Gen.1: [4] And God saw that the light was good; and God separated the light from the darkness. [5] God called the light Day, and the darkness he called Night. And there was evening and there was morning,** one day.**

[8] And God called the firmament Heaven. And there was evening and there was morning, a second day.

John.1 [29] The next day (2nd day) he saw Jesus coming toward him, and said, "Behold, the Lamb of God, who takes away the sin of the world!

Gen.1: [13] And there was evening and there was morning, **a third day. **[35] The next day (third day) again John was standing with two of his disciples;
[19] And there was evening and there was morning, a fourth day.
[43] The **next day **(4rth day) Jesus decided to go to Galilee. And he found Philip and said to him, “Follow me.”

Gen 2: [1] Thus the heavens and the earth were finished, and all the host of them. [2] And on the seventh day God finished his work which he had done, and he rested on the seventh day from all his work which he had done. [3] So God blessed the seventh day and hallowed it, because on it God rested from all his work which he had done in creation.

John 2: [1] On the third day (counting from the fourth day, making it the seventh day) there was a marriage at Cana in Galilee, and the mother of Jesus was there;

Pick up your wedding invitations by responding to God’s grace.

This post was inspired by Scott Hahn’s book,
“Hail Holy Queen, the Mother of God in the Word of God” Doubleday, First Edition.


Not just Darwinism, all of modern science avoids mention of all gods. There is no Shiva, Allah or YHWH in any of science. Science is the search for natural causes of natural phenomena.

Despite the Bible saying “He caused the east wind to blow in the heavens And by His power He directed the south wind” (Psalms 78:26) meteorology has no mention of God. Evolution is the same, though as you say it tends to cause more debate than meteorology.



Hi 7,

A Catholic believes that God is the creator (source) of all things, visible and invisible. He also believes that he has an immortal soul that was created directly by God (not evolved).

Everything else is of scientific, not religious interest.

As for the seven days, the sacred writer fit God’s creative work into an exising 7 day format.
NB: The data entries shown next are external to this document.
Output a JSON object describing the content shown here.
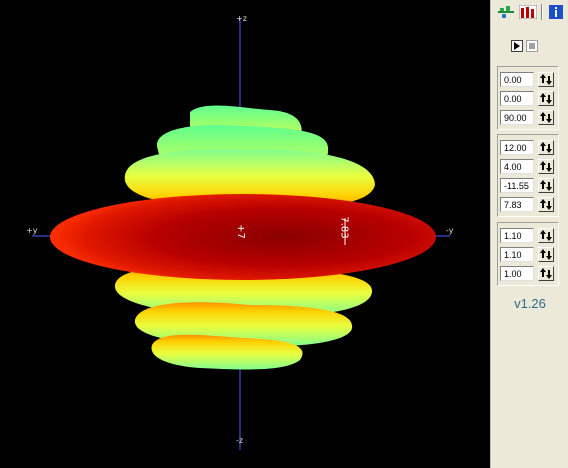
{
  "viewport": {
    "axis_labels": {
      "top": "+z",
      "bottom": "-z",
      "left": "+y",
      "right": "-y"
    },
    "plot_labels": {
      "center": "+7",
      "marker": "7.83"
    }
  },
  "panel": {
    "toolbar": {
      "icons": [
        "pattern-icon",
        "bars-icon",
        "info-icon"
      ]
    },
    "playback": {
      "play": "play-icon",
      "stop": "stop-icon"
    },
    "rotation": [
      "0.00",
      "0.00",
      "90.00"
    ],
    "scale": [
      "12.00",
      "4.00",
      "-11.55",
      "7.83"
    ],
    "stretch": [
      "1.10",
      "1.10",
      "1.00"
    ],
    "version": "v1.26"
  }
}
We can’t fit God’s work into anything, but we do what we can.



I think it was 6 days, not seven


So… if the seven days creation is considered a myth… then what about the fall of man with Adam and Eve?
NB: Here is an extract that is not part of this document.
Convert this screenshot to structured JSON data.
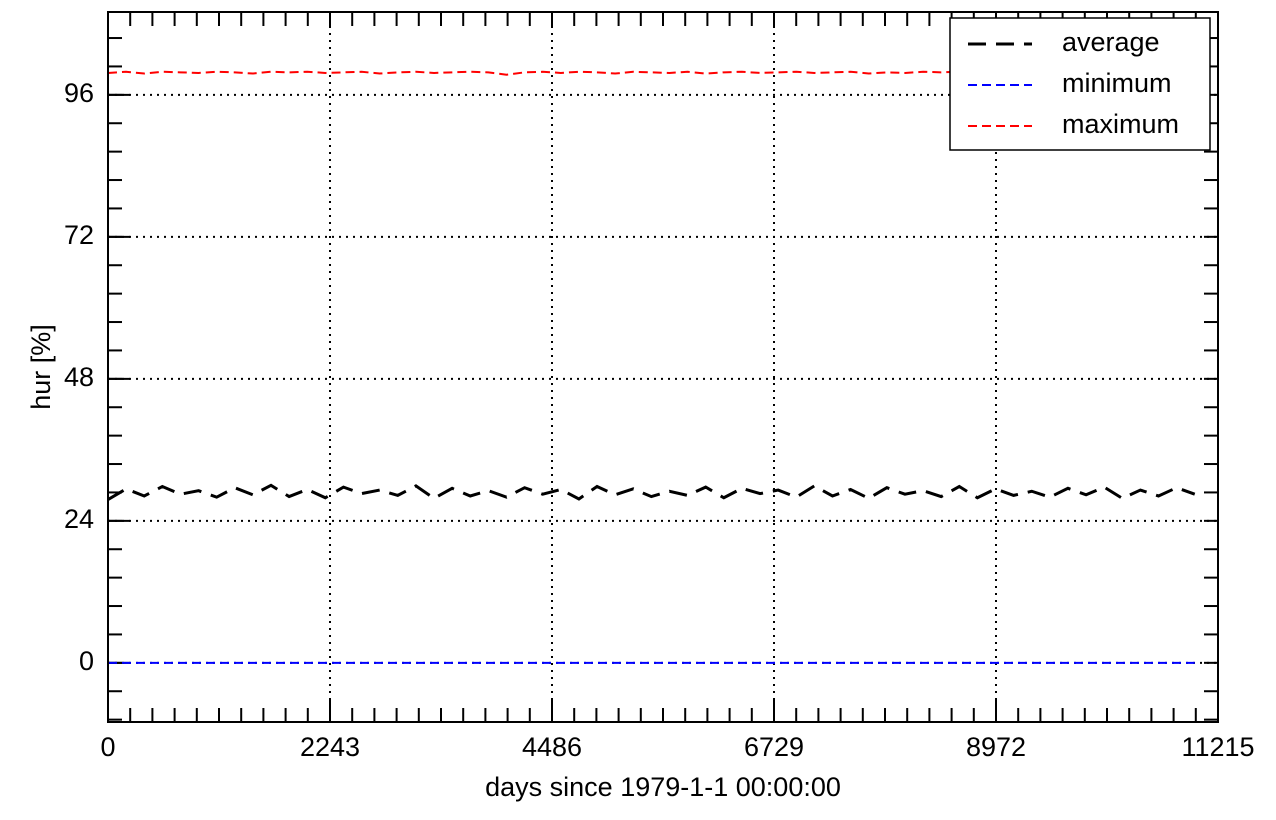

Once you discount creation in the literal sense, you then poke holes in most of Genesis. Without a literal interpretation of Original Sin, you now have taken the relevence of not only the Word of God in the Bible, but the Gospel message as well.

Slippery slope indeed.


No. The Church doesn’t require Catholics to believe in the literal inerracy of the Bible in matters of science; it allows a lot of flexibility in interpretation, following Augustine’s advice that scriptural interpretations should not be made to sound ridiculously at variance with what reason can know about the structure of the universe. As a Catholic tradition says, there are two books which show us the way to God; scripture and the creation.


How far are you going to go in matters of science?

Most of Genesis from how God created the earth and all living things to the great Flood of Noah have significant implications if you do not trust in the literal interpretation of these events- as spoken by God.

Where do you draw the line?


Time is a creation of man, the 24 hours in a day. Some of the Old Testament people really lived to be 800 years old. Maybe the days were equivalent to 24million years by today’s standards.


actually time isn’t something we created and the fact that we can even comprehend it the manner that we do and have it correspond to whats actually there is quite incredible.


Yes, we’re in agreement here. Modern Darwinism does exclude God, but that’s just a bias they add to the theory itself. The theory certainly doesn’t exclude God - like any scientific theory, it has nothing to say about God one way or the other.

And yes, Darwin did develop a serious case of unbelief later, but I know I’ve read that in the beginning at least he talks about the Creator in his evolution writings.